FOR IMMEDIATE RELEASE
Friday, May 24, 2019, 12:30pm PST
JPMorgan Chase today released a report based on the recommendations of the Task Force on Climate-Related Financial Disclosures (TCFD), a body sponsored by the Bank of England and chaired by Michael Bloomberg. The TCFD has had a substantial impact upon how business and finance are responding to climate change. JPMorgan Chase is the second major U.S. bank after Citi to release a TCFD report.
The JPMorgan Chase TCFD report recognizes the overall severity of the climate crisis, yet prioritizes the world’s continued use of fossil fuels over the urgent need to set decarbonization targets while massively ramping up investments in the clean economy. The report completely fails to mention the urgent need to stop deforestation and restore ecosystems.
Patrick McCully, Climate and Energy Program Director of Rainforest Action Network said:
“While it is positive that JPMorgan Chase is finally admitting the severity of the climate crisis and the importance of keeping warming under 1.5° Celsius, this brief report fails to follow the TCFD’s actual recommendations. In particular, JPMorgan Chase has failed to disclose any data on their financing of greenhouse gas emissions from fossil fuels and deforestation and any targets for reducing this finance. Overall this report is completely inadequate as a response to the TCFD, especially given JPMorgan Chase’s position as the world’s biggest banker of the climate crisis.”

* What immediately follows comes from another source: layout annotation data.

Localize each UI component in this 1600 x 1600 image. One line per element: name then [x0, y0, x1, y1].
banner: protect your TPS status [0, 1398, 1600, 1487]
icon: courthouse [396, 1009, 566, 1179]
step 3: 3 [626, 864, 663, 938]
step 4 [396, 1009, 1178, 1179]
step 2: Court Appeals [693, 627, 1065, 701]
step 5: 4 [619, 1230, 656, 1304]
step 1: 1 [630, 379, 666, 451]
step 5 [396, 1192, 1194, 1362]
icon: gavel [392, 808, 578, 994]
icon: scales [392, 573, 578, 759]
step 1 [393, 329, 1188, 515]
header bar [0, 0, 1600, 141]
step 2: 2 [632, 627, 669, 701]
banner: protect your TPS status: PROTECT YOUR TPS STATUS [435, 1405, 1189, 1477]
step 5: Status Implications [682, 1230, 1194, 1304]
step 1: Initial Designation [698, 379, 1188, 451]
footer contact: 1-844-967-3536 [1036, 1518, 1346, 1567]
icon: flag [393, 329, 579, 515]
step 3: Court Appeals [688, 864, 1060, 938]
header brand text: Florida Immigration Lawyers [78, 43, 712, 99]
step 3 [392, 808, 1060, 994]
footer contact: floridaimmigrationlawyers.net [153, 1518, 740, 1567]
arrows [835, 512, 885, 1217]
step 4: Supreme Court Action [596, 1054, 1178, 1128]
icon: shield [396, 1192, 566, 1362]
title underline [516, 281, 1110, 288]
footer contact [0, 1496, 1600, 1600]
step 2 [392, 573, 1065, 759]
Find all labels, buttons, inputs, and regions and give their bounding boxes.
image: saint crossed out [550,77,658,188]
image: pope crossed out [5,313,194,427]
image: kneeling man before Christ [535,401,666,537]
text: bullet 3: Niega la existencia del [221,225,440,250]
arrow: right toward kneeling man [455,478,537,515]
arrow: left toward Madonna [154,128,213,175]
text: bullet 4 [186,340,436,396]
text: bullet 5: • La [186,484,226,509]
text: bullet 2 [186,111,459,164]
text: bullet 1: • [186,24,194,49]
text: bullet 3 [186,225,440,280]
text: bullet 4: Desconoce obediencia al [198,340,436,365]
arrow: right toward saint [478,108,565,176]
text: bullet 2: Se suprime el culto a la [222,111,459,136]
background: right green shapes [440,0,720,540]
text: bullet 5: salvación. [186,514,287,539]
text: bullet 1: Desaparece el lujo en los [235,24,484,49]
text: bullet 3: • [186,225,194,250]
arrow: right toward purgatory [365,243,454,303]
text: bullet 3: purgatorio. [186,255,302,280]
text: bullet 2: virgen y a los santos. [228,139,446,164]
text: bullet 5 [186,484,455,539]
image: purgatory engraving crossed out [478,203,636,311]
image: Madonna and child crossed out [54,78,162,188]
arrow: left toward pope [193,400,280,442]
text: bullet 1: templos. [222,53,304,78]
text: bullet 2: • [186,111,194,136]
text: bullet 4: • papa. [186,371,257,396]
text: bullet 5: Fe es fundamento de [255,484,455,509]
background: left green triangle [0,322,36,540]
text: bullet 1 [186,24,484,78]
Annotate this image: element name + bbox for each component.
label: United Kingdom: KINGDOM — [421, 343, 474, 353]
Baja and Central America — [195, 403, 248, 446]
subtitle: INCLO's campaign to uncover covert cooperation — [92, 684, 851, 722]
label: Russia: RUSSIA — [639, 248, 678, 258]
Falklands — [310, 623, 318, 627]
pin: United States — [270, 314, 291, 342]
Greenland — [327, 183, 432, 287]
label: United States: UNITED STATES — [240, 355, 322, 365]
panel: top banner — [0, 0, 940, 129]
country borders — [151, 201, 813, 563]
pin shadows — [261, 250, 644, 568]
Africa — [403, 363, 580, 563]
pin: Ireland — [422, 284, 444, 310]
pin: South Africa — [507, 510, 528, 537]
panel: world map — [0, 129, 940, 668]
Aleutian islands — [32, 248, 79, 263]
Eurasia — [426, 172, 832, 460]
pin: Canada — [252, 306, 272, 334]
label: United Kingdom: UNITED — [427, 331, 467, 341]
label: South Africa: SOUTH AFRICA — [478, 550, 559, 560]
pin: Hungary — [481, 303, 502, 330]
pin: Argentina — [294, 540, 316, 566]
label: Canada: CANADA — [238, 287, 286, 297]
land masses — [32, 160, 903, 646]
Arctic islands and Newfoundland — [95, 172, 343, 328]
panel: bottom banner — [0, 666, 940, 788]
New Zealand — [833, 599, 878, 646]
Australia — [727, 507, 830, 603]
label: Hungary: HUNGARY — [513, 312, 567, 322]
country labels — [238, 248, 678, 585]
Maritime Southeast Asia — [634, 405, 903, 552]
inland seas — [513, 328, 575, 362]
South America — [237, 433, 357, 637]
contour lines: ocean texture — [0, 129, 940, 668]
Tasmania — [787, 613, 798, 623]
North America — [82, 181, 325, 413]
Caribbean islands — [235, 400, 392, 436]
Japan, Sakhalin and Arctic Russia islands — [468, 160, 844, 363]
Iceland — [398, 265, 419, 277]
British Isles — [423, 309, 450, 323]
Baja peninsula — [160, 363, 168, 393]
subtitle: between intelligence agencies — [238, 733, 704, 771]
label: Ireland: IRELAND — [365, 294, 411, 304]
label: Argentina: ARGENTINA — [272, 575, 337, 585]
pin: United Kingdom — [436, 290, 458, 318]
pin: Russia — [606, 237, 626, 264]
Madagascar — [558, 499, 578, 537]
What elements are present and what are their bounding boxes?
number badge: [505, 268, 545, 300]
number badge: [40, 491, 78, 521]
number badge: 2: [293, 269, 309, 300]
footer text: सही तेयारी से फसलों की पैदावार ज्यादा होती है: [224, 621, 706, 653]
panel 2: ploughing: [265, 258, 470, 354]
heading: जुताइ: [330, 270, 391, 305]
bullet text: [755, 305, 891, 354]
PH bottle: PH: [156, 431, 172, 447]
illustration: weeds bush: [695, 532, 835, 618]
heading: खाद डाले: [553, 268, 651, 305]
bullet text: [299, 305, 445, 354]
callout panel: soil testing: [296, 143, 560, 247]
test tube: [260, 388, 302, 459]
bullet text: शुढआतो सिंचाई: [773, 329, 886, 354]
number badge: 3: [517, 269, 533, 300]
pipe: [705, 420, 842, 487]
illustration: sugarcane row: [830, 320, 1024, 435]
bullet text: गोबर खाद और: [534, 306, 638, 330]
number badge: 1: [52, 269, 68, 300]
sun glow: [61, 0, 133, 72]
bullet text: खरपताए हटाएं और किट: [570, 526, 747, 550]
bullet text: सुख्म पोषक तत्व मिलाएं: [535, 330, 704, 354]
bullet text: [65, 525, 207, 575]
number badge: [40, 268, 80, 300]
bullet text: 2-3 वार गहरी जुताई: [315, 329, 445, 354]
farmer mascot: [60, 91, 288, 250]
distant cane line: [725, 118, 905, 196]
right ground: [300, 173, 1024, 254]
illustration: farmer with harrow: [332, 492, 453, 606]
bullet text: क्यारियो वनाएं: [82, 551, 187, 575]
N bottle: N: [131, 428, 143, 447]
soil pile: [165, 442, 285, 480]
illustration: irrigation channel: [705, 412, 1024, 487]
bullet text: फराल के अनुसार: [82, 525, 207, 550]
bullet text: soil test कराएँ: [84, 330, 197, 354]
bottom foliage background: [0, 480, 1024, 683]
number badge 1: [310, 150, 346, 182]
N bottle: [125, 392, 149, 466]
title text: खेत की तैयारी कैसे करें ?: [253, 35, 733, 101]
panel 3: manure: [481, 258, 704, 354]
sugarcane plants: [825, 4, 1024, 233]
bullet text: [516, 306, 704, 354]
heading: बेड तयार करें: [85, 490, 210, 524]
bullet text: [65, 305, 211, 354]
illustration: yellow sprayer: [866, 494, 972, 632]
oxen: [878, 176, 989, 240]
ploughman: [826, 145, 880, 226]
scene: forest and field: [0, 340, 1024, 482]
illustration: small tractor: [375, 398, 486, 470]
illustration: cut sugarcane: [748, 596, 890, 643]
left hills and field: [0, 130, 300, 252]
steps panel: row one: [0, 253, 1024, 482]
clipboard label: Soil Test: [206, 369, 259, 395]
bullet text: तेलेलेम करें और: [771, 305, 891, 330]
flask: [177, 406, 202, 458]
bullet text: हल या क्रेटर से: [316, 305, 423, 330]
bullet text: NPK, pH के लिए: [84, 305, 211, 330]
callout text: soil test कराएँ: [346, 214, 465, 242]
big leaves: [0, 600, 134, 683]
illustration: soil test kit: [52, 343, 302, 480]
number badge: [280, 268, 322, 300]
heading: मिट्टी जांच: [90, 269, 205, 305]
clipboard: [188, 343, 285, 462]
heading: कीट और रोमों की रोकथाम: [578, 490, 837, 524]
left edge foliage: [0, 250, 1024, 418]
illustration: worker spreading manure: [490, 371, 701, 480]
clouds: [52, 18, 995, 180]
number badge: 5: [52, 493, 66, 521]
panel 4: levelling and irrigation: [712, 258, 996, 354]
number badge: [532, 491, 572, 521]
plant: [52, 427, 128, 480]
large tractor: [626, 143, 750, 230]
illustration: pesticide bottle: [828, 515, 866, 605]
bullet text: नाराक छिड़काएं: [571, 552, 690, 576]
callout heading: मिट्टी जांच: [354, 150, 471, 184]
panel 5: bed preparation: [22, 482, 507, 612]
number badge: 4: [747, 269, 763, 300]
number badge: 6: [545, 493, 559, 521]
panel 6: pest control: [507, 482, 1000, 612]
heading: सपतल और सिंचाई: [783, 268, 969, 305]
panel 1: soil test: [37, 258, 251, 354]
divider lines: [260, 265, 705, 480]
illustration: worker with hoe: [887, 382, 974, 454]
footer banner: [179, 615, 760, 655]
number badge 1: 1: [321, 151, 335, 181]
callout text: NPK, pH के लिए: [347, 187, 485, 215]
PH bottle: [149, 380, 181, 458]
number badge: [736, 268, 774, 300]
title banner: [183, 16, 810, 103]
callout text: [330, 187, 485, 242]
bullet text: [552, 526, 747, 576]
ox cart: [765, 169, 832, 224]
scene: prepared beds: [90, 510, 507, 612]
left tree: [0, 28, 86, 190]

“It is completely two-faced of Chase to recognize that climate change is a massive threat to the the planet, while it shovels far more money into fossil fuels each year than any other bank. Chase CEO Jamie Dimon and its board, headed by former Exxon CEO and arch-climate denier Lee Raymond, seem incapable of acting with the urgency that is necessary given their uniquely significant role in turbocharging the climate crisis. It’s time now for the bank’s shareholders to step in and demand action. A growing grassroots movement is already demanding that the bank phase out its support for fossil fuels.”
The TCFD calls on businesses to report on and analyze the many ways in which the clean energy transition and the impacts of the climate crisis may impact their bottom lines, how they are acting to manage these risks, and how their activities are contributing to the crisis. It includes specific guidance for how certain types of companies, including banks, should implement the recommendations. Among the information that banks are supposed to disclose is what specific measures the board and management are taking to oversee and manage climate risks; “significant concentrations of credit exposure to carbon-related assets”; what scenarios they are using to understand what risks they face from different climate impacts; “the amount and percentage of carbon-related assets relative to total assets”; and what is termed their “Scope 3” emissions, which would include the emissions due to the companies and projects they finance, and what are their targets for reducing these emissions.
The logic of the TCFD is that investors need to know what are the climate risks of the companies and financial institutions that they own, and that once they do they will act to pressure the worst climate offenders to change their ways.
While JPMorgan Chase’s TCFD report fails to disclose the emissions that they finance, it does “anticipate” that in future the bank will disclose their credit exposure to large producers and consumers of fossil fuels, “fine-tuned to reveal transition and physical impacts over time.” Such disclosures would be a step forward but credit exposure alone is an insufficient metric for climate impact as it does not cover significant financial services such as underwriting. Any disclosure of financed emissions must also include targets for reducing these emissions on a pathway aligned with keeping global warming under 1.5°C.
The Banking on Climate Change 2019 report published by Rainforest Action Network along with five other organizations shows that JPMorgan Chase is by far the world’s worst banker of the climate crisis. It has poured $196 billion into coal, oil and gas companies since the Paris Agreement was adopted — about 30% more than any other bank.